Cases of lactic acidosis, sometimes fatal, usually associated with severe hepatomegaly and hepatic steatosis, have been reported during treatment with nucleoside analogues (see section "Special precautions").

Metabolic parameters.

Body weight, serum lipid levels, and blood glucose levels may increase during antiretroviral therapy (see section "Special precautions").

Osteonecrosis

Cases of osteonecrosis have been reported, particularly in patients with well-known risk factors, advanced HIV disease, or long-term use of combination antiretroviral therapy. The frequency of this phenomenon is unknown (see section "Special precautions").

Immune reconstitution syndrome

In HIV-infected patients with severe immune deficiency at the time of initiation of combination antiretroviral therapy, an inflammatory response to asymptomatic or residual opportunistic infections may occur. Autoimmune disorders (such as Graves' disease and autoimmune hepatitis) have also been observed during immune reconstitution; however, the time to onset of these disorders has been variable and these events may occur many months after initiation of treatment (see section "Special precautions").

Changes in laboratory parameters

An increase in serum creatinine levels was observed during the first week of dolutegravir use, and this parameter remained stable over 96 weeks. In the SINGLE study, a mean change from baseline of 12.6 µmol/L was observed at 96 weeks of treatment. These changes are not considered clinically significant, as they do not reflect changes in glomerular filtration rate.

Asymptomatic increases in creatine phosphokinase (CPK) levels have also been reported, primarily associated with physical exertion during dolutegravir use.

Hepatitis B or C virus co-infection

Phase III studies included patients with hepatitis B and/or C receiving dolutegravir, provided baseline liver function tests did not exceed the upper limit of normal by more than 5 times. Overall, the safety profile in patients co-infected with hepatitis B and/or C virus was similar to that observed in patients without hepatitis B or C co-infection, although AST and ALT levels were higher in the subgroup with hepatitis B and/or C co-infection across all treatment groups.

Children

Clinical trial data on the use of Dolutegravir in children are lacking. Individual components of the medicinal product have been studied in adolescents aged 12 to 17 years.
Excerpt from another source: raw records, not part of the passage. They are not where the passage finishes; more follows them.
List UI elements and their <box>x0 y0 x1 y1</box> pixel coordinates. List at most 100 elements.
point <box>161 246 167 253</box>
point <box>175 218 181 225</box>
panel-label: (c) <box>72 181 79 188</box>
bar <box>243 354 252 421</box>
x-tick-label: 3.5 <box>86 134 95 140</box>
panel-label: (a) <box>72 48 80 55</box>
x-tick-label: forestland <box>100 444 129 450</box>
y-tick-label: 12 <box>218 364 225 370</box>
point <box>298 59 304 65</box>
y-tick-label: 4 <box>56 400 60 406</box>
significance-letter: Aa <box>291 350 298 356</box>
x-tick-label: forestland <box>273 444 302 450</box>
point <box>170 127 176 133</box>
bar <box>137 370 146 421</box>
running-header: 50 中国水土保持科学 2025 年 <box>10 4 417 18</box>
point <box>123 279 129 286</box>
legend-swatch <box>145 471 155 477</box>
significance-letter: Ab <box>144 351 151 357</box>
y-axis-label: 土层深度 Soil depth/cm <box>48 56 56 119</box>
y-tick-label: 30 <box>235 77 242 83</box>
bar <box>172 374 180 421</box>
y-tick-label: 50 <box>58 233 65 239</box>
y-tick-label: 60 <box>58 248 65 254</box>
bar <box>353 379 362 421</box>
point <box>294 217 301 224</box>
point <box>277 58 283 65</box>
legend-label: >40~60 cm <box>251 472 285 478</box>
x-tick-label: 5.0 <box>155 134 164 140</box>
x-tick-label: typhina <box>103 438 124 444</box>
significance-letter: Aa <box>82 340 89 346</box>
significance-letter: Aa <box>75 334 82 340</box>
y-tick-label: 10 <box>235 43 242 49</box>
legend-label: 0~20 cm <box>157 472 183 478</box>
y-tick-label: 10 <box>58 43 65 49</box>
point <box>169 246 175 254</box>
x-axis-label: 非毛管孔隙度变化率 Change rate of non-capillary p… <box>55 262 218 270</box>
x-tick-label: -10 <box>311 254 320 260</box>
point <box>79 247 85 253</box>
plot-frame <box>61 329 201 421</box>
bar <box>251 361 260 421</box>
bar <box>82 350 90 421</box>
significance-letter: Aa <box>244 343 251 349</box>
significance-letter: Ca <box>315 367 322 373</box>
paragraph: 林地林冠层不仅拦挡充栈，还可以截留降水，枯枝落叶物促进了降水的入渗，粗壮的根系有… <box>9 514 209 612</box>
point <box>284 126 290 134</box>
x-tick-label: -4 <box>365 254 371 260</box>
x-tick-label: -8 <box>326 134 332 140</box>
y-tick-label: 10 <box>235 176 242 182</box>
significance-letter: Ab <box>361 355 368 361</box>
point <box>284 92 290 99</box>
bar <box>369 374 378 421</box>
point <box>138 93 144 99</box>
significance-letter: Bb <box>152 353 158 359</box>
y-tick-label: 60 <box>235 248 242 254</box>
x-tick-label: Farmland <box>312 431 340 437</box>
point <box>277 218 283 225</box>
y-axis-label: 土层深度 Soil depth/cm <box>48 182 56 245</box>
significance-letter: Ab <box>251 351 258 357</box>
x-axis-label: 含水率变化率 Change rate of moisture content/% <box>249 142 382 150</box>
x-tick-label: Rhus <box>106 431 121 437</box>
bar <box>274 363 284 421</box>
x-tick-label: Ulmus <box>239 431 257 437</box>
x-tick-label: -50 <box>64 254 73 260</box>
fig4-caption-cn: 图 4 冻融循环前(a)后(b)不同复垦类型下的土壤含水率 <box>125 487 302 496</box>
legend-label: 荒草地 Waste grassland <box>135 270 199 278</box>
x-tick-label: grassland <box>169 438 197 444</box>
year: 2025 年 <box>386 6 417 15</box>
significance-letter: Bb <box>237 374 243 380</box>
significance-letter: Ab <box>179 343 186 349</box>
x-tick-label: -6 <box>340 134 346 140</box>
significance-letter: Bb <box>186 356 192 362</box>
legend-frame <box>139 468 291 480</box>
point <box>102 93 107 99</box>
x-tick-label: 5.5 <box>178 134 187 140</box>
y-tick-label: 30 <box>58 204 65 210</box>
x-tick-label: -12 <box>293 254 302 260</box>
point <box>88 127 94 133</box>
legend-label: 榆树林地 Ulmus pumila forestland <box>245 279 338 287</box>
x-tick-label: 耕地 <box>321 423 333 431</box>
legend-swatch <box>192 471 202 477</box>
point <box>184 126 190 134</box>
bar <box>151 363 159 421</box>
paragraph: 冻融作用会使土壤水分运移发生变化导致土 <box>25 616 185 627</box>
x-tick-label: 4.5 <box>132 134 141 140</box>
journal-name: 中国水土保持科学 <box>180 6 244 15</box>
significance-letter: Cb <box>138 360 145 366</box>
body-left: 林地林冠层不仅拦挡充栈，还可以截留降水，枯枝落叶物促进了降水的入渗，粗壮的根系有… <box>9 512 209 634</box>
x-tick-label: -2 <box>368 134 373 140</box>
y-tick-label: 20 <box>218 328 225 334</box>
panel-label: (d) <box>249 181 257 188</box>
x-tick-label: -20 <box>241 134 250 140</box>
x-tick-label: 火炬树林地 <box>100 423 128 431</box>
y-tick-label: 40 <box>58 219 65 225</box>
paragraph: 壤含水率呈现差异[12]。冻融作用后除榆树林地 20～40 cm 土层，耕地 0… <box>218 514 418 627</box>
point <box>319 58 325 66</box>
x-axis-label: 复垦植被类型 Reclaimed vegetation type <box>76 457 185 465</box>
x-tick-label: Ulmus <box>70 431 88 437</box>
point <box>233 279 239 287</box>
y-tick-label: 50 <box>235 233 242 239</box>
Due to the limited amount of available data on the use of dolutegravir alone in combination with other antiretroviral agents for the treatment of pediatric patients aged 12 to 17 years, no additional types of adverse reactions have been identified beyond those observed in adult patients.

Abacavir and lamivudine as individual monotherapy agents have been studied separately and in nucleoside combinations, in combination with antiretroviral therapy for the treatment of two groups of HIV-infected children who were either antiretroviral treatment-naïve or antiretroviral treatment-experienced (data on use of abacavir and lamivudine in infants under 3 months of age are limited). No additional types of adverse reactions have been reported beyond those observed in adult patients.

Reporting of adverse reactions

Reporting of adverse reactions after marketing authorization of the medicinal product is of great importance. It allows continuous monitoring of the benefit-risk balance of the medicinal product. Healthcare professionals and pharmacists, as well as patients or their legal representatives, should report all suspected adverse reactions and lack of efficacy via the automated pharmacovigilance information system at the following link: https://aisf.dec.gov.ua.

Shelf life. 2 years.

Storage conditions.

Store in the original packaging at a temperature not exceeding 25 °C, in a place inaccessible to children.

Packaging. 30 tablets in a container; 1 container with a "Warning Card" in a cardboard box.

Prescription status. Prescription only.

Manufacturer. HETERO LABS LIMITED.

Manufacturer's address and location of its business operations.

Unit-V, Block V and V-A, TSIIC - Formulation SEZ, S. Nos 439, 440, 441 & 458, Polepally Village, Jadcherla Mandal, Telangana State, 509301, India.